Oleg  Sobchuk Oleg Sobchuk - 3 months ago 24
Ruby Question

Ruby n.times issue

In use Ruby 2.3, irb

a, b = [], [1,2,3]
3.times do
b[0] += 1
a << b
end


expected:

=> [[2, 2, 3], [3, 2, 3], [4, 2, 3]]


but I get

=> [[4, 2, 3], [4, 2, 3], [4, 2, 3]]


why? Thanks

P.S.

if I do

a = []
3.times do |n|
a << n
end


I get right result
a == [0,1,2]

Answer

You get the same because b is the same object which you are appending 3 times in a. b remains unchanged. That's why a stores the same values.

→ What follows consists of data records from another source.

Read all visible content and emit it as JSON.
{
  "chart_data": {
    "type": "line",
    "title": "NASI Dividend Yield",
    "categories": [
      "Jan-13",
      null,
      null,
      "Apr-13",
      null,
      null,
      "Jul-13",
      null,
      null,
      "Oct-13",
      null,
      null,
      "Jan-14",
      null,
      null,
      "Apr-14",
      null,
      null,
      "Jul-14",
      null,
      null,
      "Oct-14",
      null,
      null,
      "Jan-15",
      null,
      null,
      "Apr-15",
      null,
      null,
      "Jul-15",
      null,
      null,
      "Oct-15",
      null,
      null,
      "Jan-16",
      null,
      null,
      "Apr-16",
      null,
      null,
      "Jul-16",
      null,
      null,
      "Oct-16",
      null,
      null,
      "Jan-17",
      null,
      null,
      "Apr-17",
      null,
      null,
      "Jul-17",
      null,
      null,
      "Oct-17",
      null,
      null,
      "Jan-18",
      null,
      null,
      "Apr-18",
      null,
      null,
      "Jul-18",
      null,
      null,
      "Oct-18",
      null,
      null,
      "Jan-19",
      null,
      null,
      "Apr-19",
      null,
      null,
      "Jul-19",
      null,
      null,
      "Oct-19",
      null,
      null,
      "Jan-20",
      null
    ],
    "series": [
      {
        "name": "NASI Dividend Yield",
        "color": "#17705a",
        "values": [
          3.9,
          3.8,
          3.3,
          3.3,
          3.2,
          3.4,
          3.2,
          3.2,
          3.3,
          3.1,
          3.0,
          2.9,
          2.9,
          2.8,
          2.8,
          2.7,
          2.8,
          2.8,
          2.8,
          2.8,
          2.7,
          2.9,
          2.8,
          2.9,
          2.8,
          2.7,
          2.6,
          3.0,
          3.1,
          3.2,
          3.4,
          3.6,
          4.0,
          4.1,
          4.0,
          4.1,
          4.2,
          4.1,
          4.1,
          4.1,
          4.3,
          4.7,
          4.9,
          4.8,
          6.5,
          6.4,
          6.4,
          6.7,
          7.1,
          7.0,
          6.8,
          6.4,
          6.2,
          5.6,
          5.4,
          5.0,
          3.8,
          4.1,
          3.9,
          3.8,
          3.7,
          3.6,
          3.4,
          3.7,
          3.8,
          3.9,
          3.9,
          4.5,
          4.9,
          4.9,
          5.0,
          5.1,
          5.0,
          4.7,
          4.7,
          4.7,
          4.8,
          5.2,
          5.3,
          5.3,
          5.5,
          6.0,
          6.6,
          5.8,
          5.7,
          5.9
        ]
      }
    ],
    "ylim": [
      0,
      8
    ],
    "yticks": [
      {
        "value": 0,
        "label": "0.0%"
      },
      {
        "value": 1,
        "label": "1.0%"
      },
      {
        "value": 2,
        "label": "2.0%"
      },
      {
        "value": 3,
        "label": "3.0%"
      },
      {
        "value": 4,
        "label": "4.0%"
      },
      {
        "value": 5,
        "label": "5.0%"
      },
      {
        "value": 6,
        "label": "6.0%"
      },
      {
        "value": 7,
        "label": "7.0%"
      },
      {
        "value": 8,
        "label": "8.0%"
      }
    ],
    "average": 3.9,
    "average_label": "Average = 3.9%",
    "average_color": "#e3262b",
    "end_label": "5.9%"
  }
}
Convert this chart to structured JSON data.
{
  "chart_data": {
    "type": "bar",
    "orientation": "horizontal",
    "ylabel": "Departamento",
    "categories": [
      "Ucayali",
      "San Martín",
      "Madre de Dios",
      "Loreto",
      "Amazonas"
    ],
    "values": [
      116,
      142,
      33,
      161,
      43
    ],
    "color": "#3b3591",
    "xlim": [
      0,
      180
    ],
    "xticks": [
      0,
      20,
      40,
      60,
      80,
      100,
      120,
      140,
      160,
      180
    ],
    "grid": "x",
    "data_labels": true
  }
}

p a.map(&:object_id) # => three same object id referencing to b. 

Even if you do a[0][1] = 100, you will see the same value reflected in all positions => [[4, 100, 3], [4, 100, 3], [4, 100, 3]]

You should use Array#dup to save intermediate b values.

a, b = [], [1,2,3]
3.times do
  b[0] += 1
  a << b.dup
end
=> [[2, 2, 3], [3, 2, 3], [4, 2, 3]]

For latter part of you question you might want to read - Ruby - Parameters by reference or by value?